I am starting to learn the Perl language as it is very useful for my research. I cannot figure out how to extract a table from a text file
I have a folder with a certain number of text files named sequentially like this:
1.txt
2.txt
3.txt
...
...
1000.txt
An example of these files in .txt format can be found at the following link: http://www.sec.gov/Archives/edgar/data/1750/000104746909008102/0001047469-09-008102.txt
The .htm version of the same file can be found at the following link: http://www.sec.gov/Archives/edgar/data/1750/000104746909008102/a2194264zdef14a.htm
Now, the table I am looking for in these files is called sometimes:
Non-Qualified Deferred Compensation Table
some other with small variations like:
Non Qualified Deferred Compensation Table
Basically this table has the these words (sometimes they might slightly vary from file to file) in the headers:
- "Contributions"
- "Aggregate Earnings"
- "Aggregate Withdrawal/Distributions"
and other headers (with slight variations from file to file, but these words appear pretty much in every "Deferred Compensation Table" of each of my .txt files (have a look at the link to the .htm file and .txt file link for an example - search for "Non-Qualified Deferred Compensation Table" in the file).
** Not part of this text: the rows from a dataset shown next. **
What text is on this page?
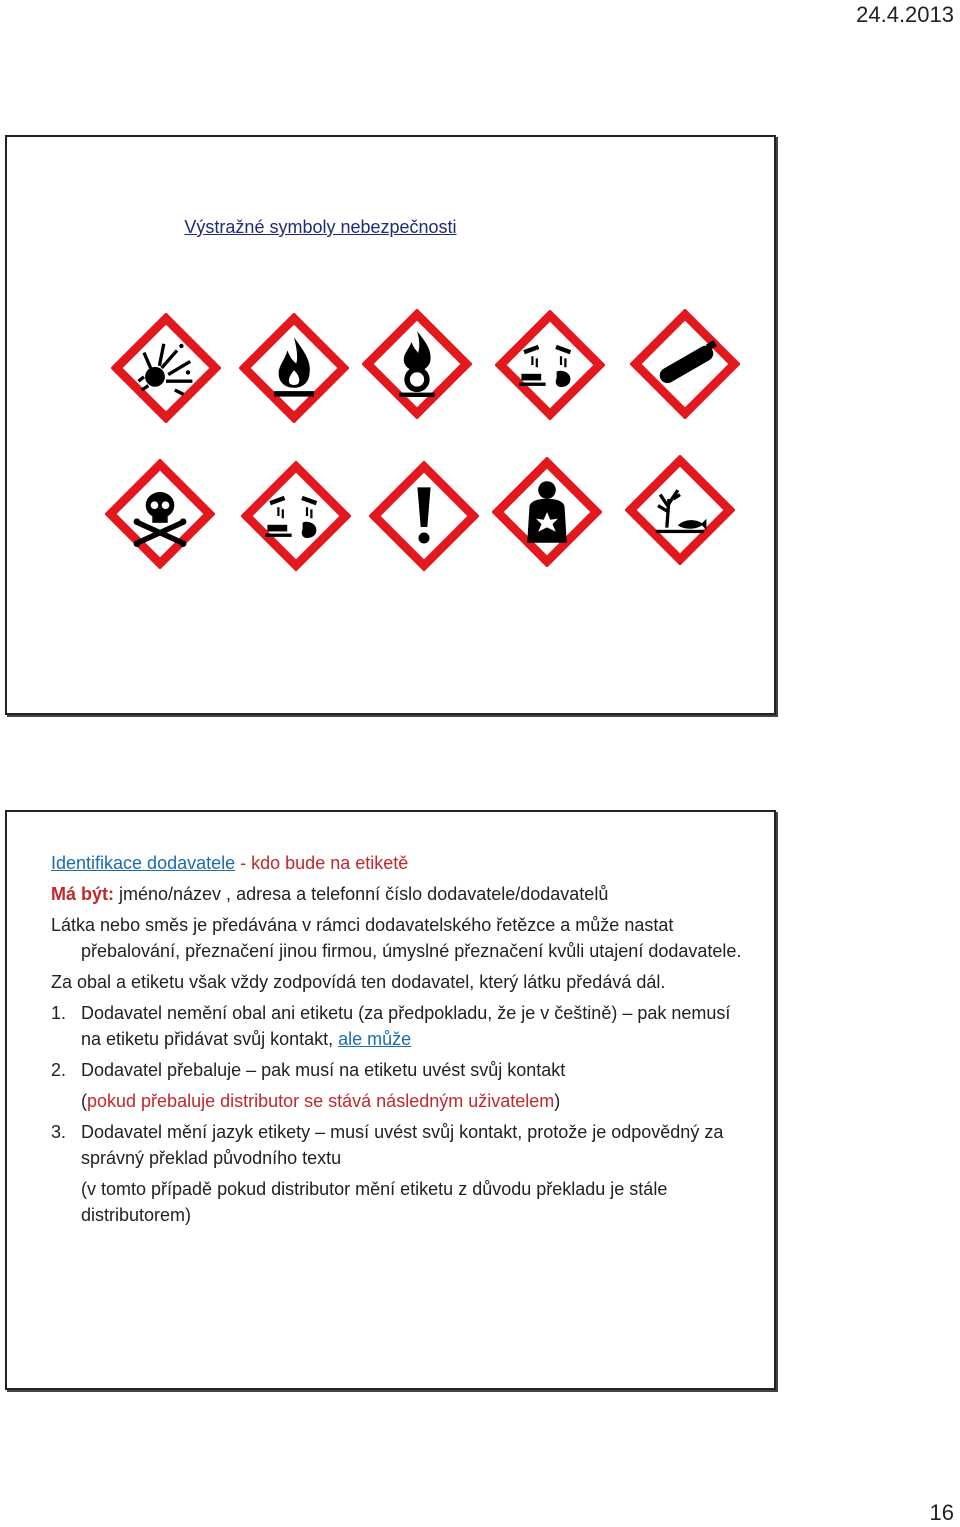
24.4.2013
Výstražné symboly nebezpečnosti
Identifikace dodavatele - kdo bude na etiketě
Má být: jméno/název , adresa a telefonní číslo dodavatele/dodavatelů
Látka nebo směs je předávána v rámci dodavatelského řetězce a může nastat přebalování, přeznačení jinou firmou, úmyslné přeznačení kvůli utajení dodavatele.
Za obal a etiketu však vždy zodpovídá ten dodavatel, který látku předává dál.
1. Dodavatel nemění obal ani etiketu (za předpokladu, že je v češtině) – pak nemusí na etiketu přidávat svůj kontakt, ale může
2. Dodavatel přebaluje – pak musí na etiketu uvést svůj kontakt
(pokud přebaluje distributor se stává následným uživatelem)
3. Dodavatel mění jazyk etikety – musí uvést svůj kontakt, protože je odpovědný za správný překlad původního textu
(v tomto případě pokud distributor mění etiketu z důvodu překladu je stále distributorem)
16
Under these headers, there are some amounts in dollars for a certain number of managers (number of table rows varies from file to file).
Is there a way to create a perl script that extract the deferred compensation table from each file and produces a .csv output with all deferred compensation tables (headers and numbers below) stored along with a reference for each table to the .txt file?
Something like this in the output file:
File Manager Name Contributions Aggregate Earnings Aggregate Withdrawal/Distributions
1.txt Manager1 00000 00000 00000
1.txt Manager2 00000 00000 00000
1.txt Manager3 00000 00000 00000
2.txt Manager1 00000 00000 00000
2.txt Manager2 00000 00000 00000
2.txt Manager3 00000 00000 00000
3.txt Manager1 00000 00000 00000
3.txt Manager2 00000 00000 00000
3.txt Manager3 00000 00000 00000
I would be most grateful if you could help me with this. I am new and I am trying to learn Perl, but this specific task seems honestly very hard for me.